French and a striker? It's a lifetime of Arsenal transfer links for you Mr Benzema! |
Every football fan
wants to believe their club has a chance of signing a top player, so the media
will latch onto tenuous information to create a sensational rumour. Of course,
deep down in our hearts we know that about 1% of transfer rumours have any
credibility, but if someone is suggesting Benzema to Arsenal is on, I am sad
enough to want to believe that information. Once I’ve clicked, the credibility
of the article is almost irrelevant.
Pedro to Chelsea is a fine example.
A lack of game time will surely make you a prime candidate for transfer speculation. Add to that a team's rumoured need for a player of that position, and you've got yourself a transfer rumour! |
Once it had been established that Pedro might not be happy
with his playing time at Camp Nou, and that Manchester United were open to
bringing an attacker in, it served media interests to attract United fans with
stories of Pedro and Woodward enjoying a romantic meal before the Spaniard
agreed to come to Old Trafford and bring back the glory days. Or something similar.
‘Surely a winger will make United title challengers!’
I’m sure United fans, who are by no means the first to get
carried away by such talk, thought it was on.
When it turned out United had not signed Pedro, the media
turned pretty nasty. ‘Foolish United, missing out on Pedro! Woodward’s let
another one slip through his fingers!’
I am no stranger to this as an Arsenal fan. The number of
players I’ve been told Wenger has let slip through his fingers, knowing full
well that either A) He was never in for them, or B) He decided he didn’t really
want them, is a great many.
Of course, the media has built this story up for a week now based on very little, so there is an
anger there that United have shown them up.
Ultimately, this doesn’t damage United so much as it damages their
fans.
They are the ones on Twitter, desperately searching, like
all fans, for possible transfers. They are the ones who will feel the sting of
the memes, the derision.

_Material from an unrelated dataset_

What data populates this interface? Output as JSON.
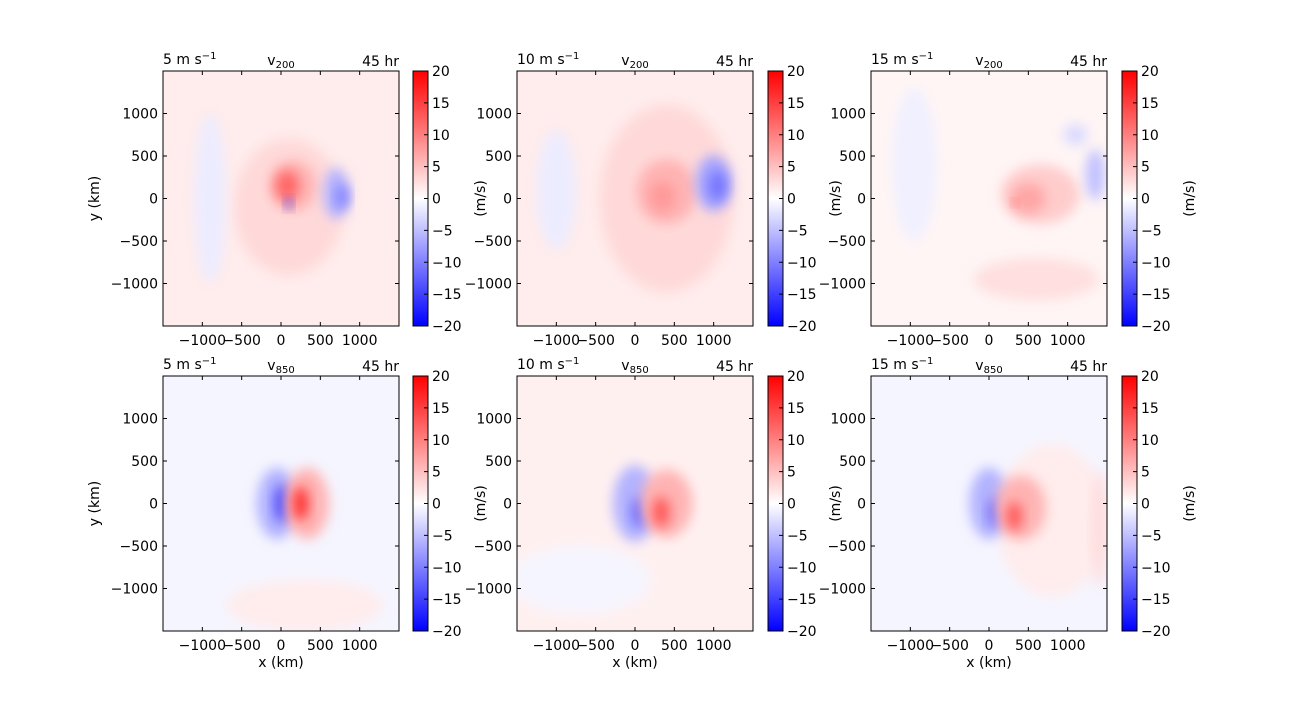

The new brand of media outlet is the worst for this, where
vines and memes poke fun at any team depending on the prevailing wind.

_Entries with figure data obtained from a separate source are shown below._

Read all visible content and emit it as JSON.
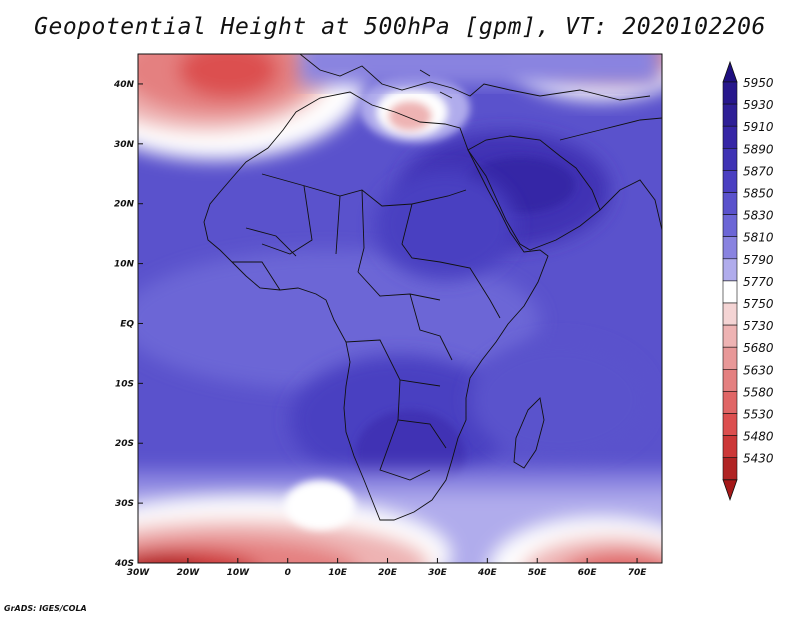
{
  "title": "Geopotential Height at 500hPa [gpm], VT: 2020102206",
  "credit": "GrADS: IGES/COLA",
  "map": {
    "lon_range": [
      -30,
      75
    ],
    "lat_range": [
      -40,
      45
    ],
    "lon_ticks": [
      {
        "value": -30,
        "label": "30W"
      },
      {
        "value": -20,
        "label": "20W"
      },
      {
        "value": -10,
        "label": "10W"
      },
      {
        "value": 0,
        "label": "0"
      },
      {
        "value": 10,
        "label": "10E"
      },
      {
        "value": 20,
        "label": "20E"
      },
      {
        "value": 30,
        "label": "30E"
      },
      {
        "value": 40,
        "label": "40E"
      },
      {
        "value": 50,
        "label": "50E"
      },
      {
        "value": 60,
        "label": "60E"
      },
      {
        "value": 70,
        "label": "70E"
      }
    ],
    "lat_ticks": [
      {
        "value": 40,
        "label": "40N"
      },
      {
        "value": 30,
        "label": "30N"
      },
      {
        "value": 20,
        "label": "20N"
      },
      {
        "value": 10,
        "label": "10N"
      },
      {
        "value": 0,
        "label": "EQ"
      },
      {
        "value": -10,
        "label": "10S"
      },
      {
        "value": -20,
        "label": "20S"
      },
      {
        "value": -30,
        "label": "30S"
      },
      {
        "value": -40,
        "label": "40S"
      }
    ]
  },
  "colorbar": {
    "levels": [
      {
        "label": "5950",
        "color": "#27178c"
      },
      {
        "label": "5930",
        "color": "#2e1f96"
      },
      {
        "label": "5910",
        "color": "#3626a6"
      },
      {
        "label": "5890",
        "color": "#3f33b4"
      },
      {
        "label": "5870",
        "color": "#4a3fc1"
      },
      {
        "label": "5850",
        "color": "#5a52cc"
      },
      {
        "label": "5830",
        "color": "#6c66d6"
      },
      {
        "label": "5810",
        "color": "#8983e0"
      },
      {
        "label": "5790",
        "color": "#b0acec"
      },
      {
        "label": "5770",
        "color": "#ffffff"
      },
      {
        "label": "5750",
        "color": "#f4d4d4"
      },
      {
        "label": "5730",
        "color": "#eeb3b3"
      },
      {
        "label": "5680",
        "color": "#e89898"
      },
      {
        "label": "5630",
        "color": "#e48080"
      },
      {
        "label": "5580",
        "color": "#e06666"
      },
      {
        "label": "5530",
        "color": "#dc4f4f"
      },
      {
        "label": "5480",
        "color": "#cc3838"
      },
      {
        "label": "5430",
        "color": "#b02424"
      }
    ],
    "top_arrow_color": "#1f0f80",
    "bottom_arrow_color": "#a51818"
  }
}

Certainly it helps to be able to laugh at one’s own fortunes,
but football ‘fandoms’ are filled with those who, media outlets know only too
well, take their club very seriously. The constancy of these vines and memes, a
stream of football consciousness, serves to stir fan rivalries, and while supporters
argue armed only with bare statistics, the designers of this madness watch
as the likes and shares pour in.
It’s pretty irresponsible, but it is the perfect representation
of the internet age.
The fan-blog is therefore the saviour of the modern supporter.
Like taking refuge from dismal weather, these fan-penned websites offer the
warming embrace of honest and surprisingly self-aware assessment.
Fans are the harshest critics of their own team, but the
criticism comes from a good place. On these blogs the team’s interests are the
sole currency, rather than the ire of fans. Of course this isn’t the case for all fan blogs, but many I have come across
seem to have admirable sentiments.
I have been reading Nick Hornby’s ‘Fever Pitch’, and above
all, what struck me was the hopelessness of it all. Supporters go through so
much disappointment and joy in equal measure it is hard not to feel sympathy
for them. I don’t consider myself a hardcore supporter by any stretch. An hour
after a disappointing result I have usually simmered down, and equally I can
put a win into perspective.
But for some football means a great deal more, and to me it seems greatly unfair to emotionally manipulate a group of people made
vulnerable by an unbowed belief that things might get better.